The Business of Clinical Trials: An Interview with Bartosz Chmielowski, MD, PhD
Dr. Bartosz Chmielowski, MD, PhD, is an Associate Professor of Medicine at UCLA. Currently involved in over 20 clinical trials, Dr. Chmielowski specializes in sarcoma, melanoma, and other types of skin cancers.
Q: Only 8% of cancer patients currently participate in clinical trials. Why do you think that number is so low?
In the US, you are paid for what you do, and not paid for what you don’t do. Physicians make money from seeing and treating their patients, but if a physician refers their patient to a clinical trial, or an academic center, they lose the income. This often leads physicians to recommend approved therapies that they can administer themselves.
There are also patients who are disinterested in joining a trial because trials are viewed as a medical experiment or a last resort. However, all trials are reviewed by scientific and ethical committees and approved for their target population. Notably, clinical trials are more time consuming due to more office visits and lab work, which means trial patients are under much closer supervision than patients on standard therapy.
Q: For those patients who don't know how to find a trial, what is the best resource for them to use?
The best resource is clinicaltrials.gov. Everyone who opens a trial in America must register with the website and include some basic information. However, it is still difficult for patients because they can use the site to search for trials under the name of their cancer, but then receive hundreds of results and not know which to choose.
Oncologists are not a perfect resource either because it's impossible for one to encompass knowledge of all open clinical trials while also running their practice. My recommendation is that it’s always better to go to an oncologist that specializes in the patient's disease.
Q: Is there a difference between trials run by drug companies vs. academic medical centers?
A main difference stems from multiple drug companies targeting the same common cancers, due to the high demand from patients. These companies use drugs of similar mechanisms and they all need patients to run their trials to get their drug approved first. This competition can slow the process down.
Q: What should a patient know when entering a Phase I trial?
The earlier the trial the more complicated it is.

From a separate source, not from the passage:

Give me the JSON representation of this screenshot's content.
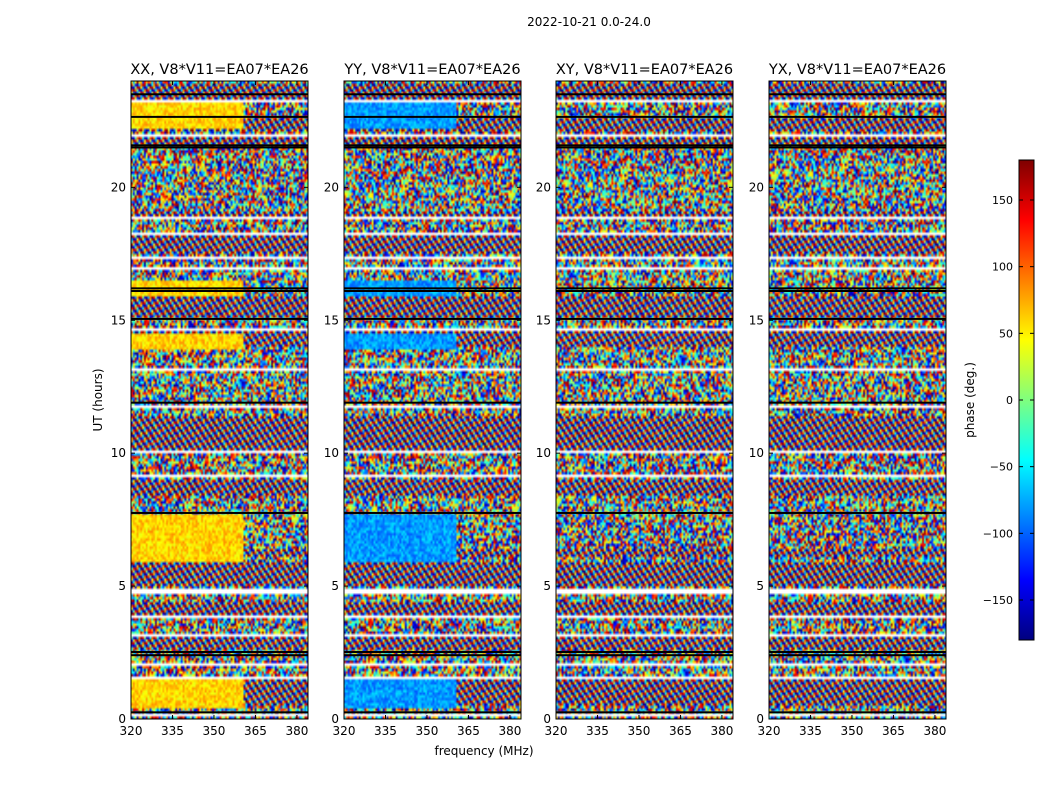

Doctors will enroll patients in cohorts because if you have a new drug you don't know the toxicity, and you don't want to expose so many people to the new drug all at once. Instead, you enroll a small number of patients at first, three or so, and if the patients don’t experience any side effects then you enroll the next three, and so on.
This may cause a delay in starting the new treatment, as a trial may be open, but if a patient comes just after the first three patients were enrolled, then the next slot may not be open for another month. We don't want to leave patients in limbo, and that's why keeping all their doctors and specialists informed is key.
Q: Are there any positive takeaways you noticed from your own practice?
My practice is busier and busier and it’s not necessarily that we have more patients being diagnosed with cancer, but because our patients are living longer - and this is what we always want! Five or seven years ago if a patient was diagnosed with metastatic melanoma, only 25% of them survived one year. Now it's 75% of patients who survive one year, so of course the patients come back to the clinic, making the clinic busier because of our success!